День ангела | страница 52
И тут я услышала:
– Hi, Walter! O, here you are![41]
Навстречу Буллиту, широко распахнувшему руки, прихрамывая, протискивался Дюранти в ослепительной рубашке и черном фраке, а за ним, улыбаясь, шла блондинка, которую я уже видела в Большом театре. На ней было длинное темно-красное бархатное платье – такого густого, яркого цвета, словно ее всю только что окунули в кровь, а на маленькой, как у птицы, белокурой голове переливалась бриллиантовая (неужели настоящая?) диадема. Я отвернулась, чтобы не смотреть на них, но успела почувствовать, что он увидел нас и опять – опять! – словно бы проглотил меня этими своими прозрачными и наглыми глазами.
Вдруг Буллит громко, как фокусник, хлопнул в ладоши, и в залу вползли три огромных тюленя в сопровождении дрессировщика. На головах у несчастных животных были венки из живых цветов, а носами они удерживали разноцветные резиновые мячики, которыми по знаку, полученному от своего дрессировщика, начали перебрасываться. Все захлопали и захохотали. Дрессировщику поднесли огромный бокал шампанского, который он выпил одним махом, потом раскланялся и под громкую музыку удалился вместе со своим тюленьим цирком.
В главной столовой был накрыт ужин: целиком запеченные куропатки и поросята, обилие экзотических фруктов, всех видов закуски, салаты. Есть уже никто не хотел, но все-таки мы расселись: кто пощипал крылышко куропатки, кто оторвал несколько виноградин. Опять пошли танцевать, и танцевали до утра. На рассвете подали крепкий кофе, чай, ликеры, печенье, конфеты, и наконец повар, толстый и румяный, как сдобный хлеб, в накрахмаленном колпаке и колом стоящем на его надутом животе белом фартуке, торжественно поставил на середину стола огромный белый торт, на котором ярко-красным кремом было выведено: 1934.
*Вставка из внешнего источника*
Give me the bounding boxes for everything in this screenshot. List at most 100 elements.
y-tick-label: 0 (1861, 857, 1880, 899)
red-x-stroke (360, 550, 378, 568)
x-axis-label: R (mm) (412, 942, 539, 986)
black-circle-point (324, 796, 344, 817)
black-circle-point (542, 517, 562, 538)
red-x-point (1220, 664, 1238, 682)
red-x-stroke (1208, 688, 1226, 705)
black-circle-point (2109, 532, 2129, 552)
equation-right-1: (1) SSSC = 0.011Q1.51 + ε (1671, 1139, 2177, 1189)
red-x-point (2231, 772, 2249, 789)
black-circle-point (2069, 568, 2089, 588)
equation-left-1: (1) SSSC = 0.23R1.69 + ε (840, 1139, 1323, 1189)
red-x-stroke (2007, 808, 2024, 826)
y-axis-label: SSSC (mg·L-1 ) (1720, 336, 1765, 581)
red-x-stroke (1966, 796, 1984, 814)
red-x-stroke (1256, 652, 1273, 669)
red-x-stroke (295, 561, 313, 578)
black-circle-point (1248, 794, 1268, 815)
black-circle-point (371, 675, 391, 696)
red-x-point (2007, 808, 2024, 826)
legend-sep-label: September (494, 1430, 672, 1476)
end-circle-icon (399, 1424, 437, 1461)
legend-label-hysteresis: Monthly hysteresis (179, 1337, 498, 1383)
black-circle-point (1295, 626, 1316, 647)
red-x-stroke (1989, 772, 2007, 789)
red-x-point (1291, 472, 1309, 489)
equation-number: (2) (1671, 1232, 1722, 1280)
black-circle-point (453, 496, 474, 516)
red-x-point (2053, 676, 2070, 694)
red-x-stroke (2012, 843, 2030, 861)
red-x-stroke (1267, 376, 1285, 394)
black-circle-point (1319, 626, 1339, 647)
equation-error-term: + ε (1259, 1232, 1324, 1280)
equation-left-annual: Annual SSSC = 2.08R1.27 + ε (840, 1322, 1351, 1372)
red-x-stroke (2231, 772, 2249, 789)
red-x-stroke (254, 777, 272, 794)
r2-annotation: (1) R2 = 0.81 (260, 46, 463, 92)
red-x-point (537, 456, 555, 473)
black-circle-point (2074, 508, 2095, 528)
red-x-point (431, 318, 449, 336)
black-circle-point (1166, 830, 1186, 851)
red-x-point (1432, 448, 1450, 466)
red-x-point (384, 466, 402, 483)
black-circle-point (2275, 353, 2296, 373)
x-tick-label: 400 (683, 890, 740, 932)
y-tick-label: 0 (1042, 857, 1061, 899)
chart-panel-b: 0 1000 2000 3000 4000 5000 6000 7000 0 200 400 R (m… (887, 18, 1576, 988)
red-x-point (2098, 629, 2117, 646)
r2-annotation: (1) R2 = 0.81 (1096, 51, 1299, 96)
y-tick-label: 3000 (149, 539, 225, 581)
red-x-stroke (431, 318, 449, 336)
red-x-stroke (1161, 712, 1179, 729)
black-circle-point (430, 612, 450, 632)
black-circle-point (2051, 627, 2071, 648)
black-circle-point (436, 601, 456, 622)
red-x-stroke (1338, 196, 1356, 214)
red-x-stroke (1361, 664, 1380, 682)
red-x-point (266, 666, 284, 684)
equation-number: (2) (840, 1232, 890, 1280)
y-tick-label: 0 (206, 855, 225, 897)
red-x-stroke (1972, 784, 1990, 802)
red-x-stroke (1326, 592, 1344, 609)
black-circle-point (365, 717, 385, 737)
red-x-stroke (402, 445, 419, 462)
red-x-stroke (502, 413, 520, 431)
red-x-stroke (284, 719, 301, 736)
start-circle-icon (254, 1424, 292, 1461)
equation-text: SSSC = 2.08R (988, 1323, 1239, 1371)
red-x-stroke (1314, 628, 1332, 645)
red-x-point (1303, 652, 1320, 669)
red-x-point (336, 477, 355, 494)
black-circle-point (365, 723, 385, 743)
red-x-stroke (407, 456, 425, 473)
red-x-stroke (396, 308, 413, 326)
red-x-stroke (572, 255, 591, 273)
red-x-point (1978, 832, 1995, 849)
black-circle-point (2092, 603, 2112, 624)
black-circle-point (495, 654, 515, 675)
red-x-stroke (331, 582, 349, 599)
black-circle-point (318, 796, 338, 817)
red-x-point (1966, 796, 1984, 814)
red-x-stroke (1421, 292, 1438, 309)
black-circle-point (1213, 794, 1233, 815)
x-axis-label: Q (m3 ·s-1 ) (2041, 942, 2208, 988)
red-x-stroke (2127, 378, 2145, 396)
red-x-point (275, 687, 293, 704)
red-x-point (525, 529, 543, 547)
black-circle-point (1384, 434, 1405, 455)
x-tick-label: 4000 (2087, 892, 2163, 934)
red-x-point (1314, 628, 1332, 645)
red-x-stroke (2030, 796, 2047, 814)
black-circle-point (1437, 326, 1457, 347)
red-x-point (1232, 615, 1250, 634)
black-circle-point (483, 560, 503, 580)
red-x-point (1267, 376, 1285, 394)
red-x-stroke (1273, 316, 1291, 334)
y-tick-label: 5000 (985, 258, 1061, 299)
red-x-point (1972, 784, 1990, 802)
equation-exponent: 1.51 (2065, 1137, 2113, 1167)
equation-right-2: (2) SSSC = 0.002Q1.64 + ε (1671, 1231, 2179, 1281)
Вернулись домой в восьмом часу. Голова моя шла кругом от этой сумасшедшей ночи. Я не хочу так веселиться. Мне плохо здесь, гадко. Пусть Патрик съездит на Волгу и Кубань, сделает репортаж, а когда он вернется, я поставлю условие: если он хочет работать в Москве, ему придется жить здесь одному. Мне это все не под силу.
Голод
Весна 1933 года оказалась для Украины необычайно холодной. В наших краях весенняя погода устанавливается с конца марта. Но в этом году снег лежал на полях до середины апреля. Голод на селе дошел до того предела, когда смерть стала желанной, как единственное избавление от мук. Многие хаты уже долгое время стояли без признаков жизни. Вместе с таянием снега на земле обнажились человеческие трупы: во дворах, на дорогах, на полях. Воздух потеплел, и трупы начали разлагаться. У живых не было сил, чтобы похоронить мертвых, а посторонней помощи неоткуда было ждать. Те, кому было суждено умереть в лесу, стали добычей диких животных, те, кто встретил смерть дома, достались крысам. В селе наступила паника. Все запасы давно иссякли. Отчаявшиеся люди опустились, одичали и ослабели настолько, что не могли сделать и шага. Тела их представляли собою скелеты, обтянутые серо-желтою кожей, лица напоминали резиновые маски с огромными немигающими глазами. Шеи сморщились и вросли в плечи. С оттепелью потянулись вереницы нищих. Старые и молодые, женщины и дети медленно переходили от дома к дому, с трудом волоча обмотанные тряпьем ноги. Они умоляли дать им хоть что-нибудь: корку хлеба, сгнившую луковицу, объеденный кукурузный початок.